Aged 99 he pledged to walk 100 laps of his garden before his 100th birthday to raise £1,000 for the NHS.

But within a few days, he had captured the hearts of the nation and far succeeded his original target, getting to £20m two days before his birthday.

On April 30 he celebrated the milestone birthday by completing his final lap at home in Bedfordshire having raised more than £30m for NHS Charities Together.

His efforts were rewarded with a military flypast, the title of honorary colonel, messages from the Queen, prime minister and thousands of birthday cards from well-wishers all over the country.

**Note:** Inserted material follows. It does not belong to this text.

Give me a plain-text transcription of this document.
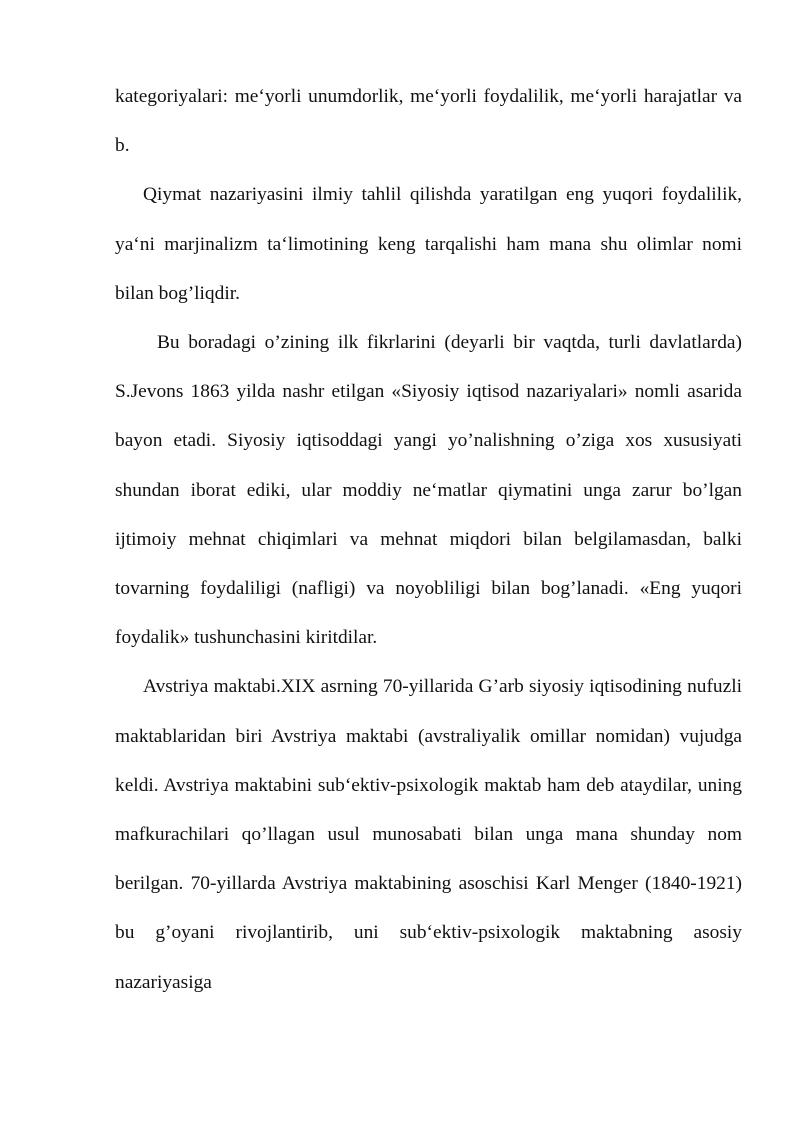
kategoriyalari: me‘yorli unumdorlik, me‘yorli foydalilik, me‘yorli harajatlar va b.

Qiymat nazariyasini ilmiy tahlil qilishda yaratilgan eng yuqori foydalilik, ya‘ni marjinalizm ta‘limotining keng tarqalishi ham mana shu olimlar nomi bilan bog’liqdir.

Bu boradagi o’zining ilk fikrlarini (deyarli bir vaqtda, turli davlatlarda) S.Jevons 1863 yilda nashr etilgan «Siyosiy iqtisod nazariyalari» nomli asarida bayon etadi. Siyosiy iqtisoddagi yangi yo’nalishning o’ziga xos xususiyati shundan iborat ediki, ular moddiy ne‘matlar qiymatini unga zarur bo’lgan ijtimoiy mehnat chiqimlari va mehnat miqdori bilan belgilamasdan, balki tovarning foydaliligi (nafligi) va noyobliligi bilan bog’lanadi. «Eng yuqori foydalik» tushunchasini kiritdilar.

Avstriya maktabi.XIX asrning 70-yillarida G’arb siyosiy iqtisodining nufuzli maktablaridan biri Avstriya maktabi (avstraliyalik omillar nomidan) vujudga keldi. Avstriya maktabini sub‘ektiv-psixologik maktab ham deb ataydilar, uning mafkurachilari qo’llagan usul munosabati bilan unga mana shunday nom berilgan. 70-yillarda Avstriya maktabining asoschisi Karl Menger (1840-1921) bu g’oyani rivojlantirib, uni sub‘ektiv-psixologik maktabning asosiy nazariyasiga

He said at the time: “When we started off with this exercise, we didn’t anticipate we’d get anything near that sort of money. It’s really amazing.”

Captain Sir Tom compared the coronavirus pandemic to wartime.

“We’re a little bit like having a war at the moment,” he said.

“But the doctors and the nurses, they’re all on the front line, and all of us behind, we’ve got to supply them and keep them going with everything that they need, so that they can do their jobs even better than they’re doing now.”

Soon after he completed his walk, he featured on a cover version of You’ll Never Walk Alone with Michael Ball, which topped the charts and made him the oldest person in the UK to ever have a number one single.

In July, he was knighted by the Queen at a special outdoor, socially distant ceremony at Windsor Castle.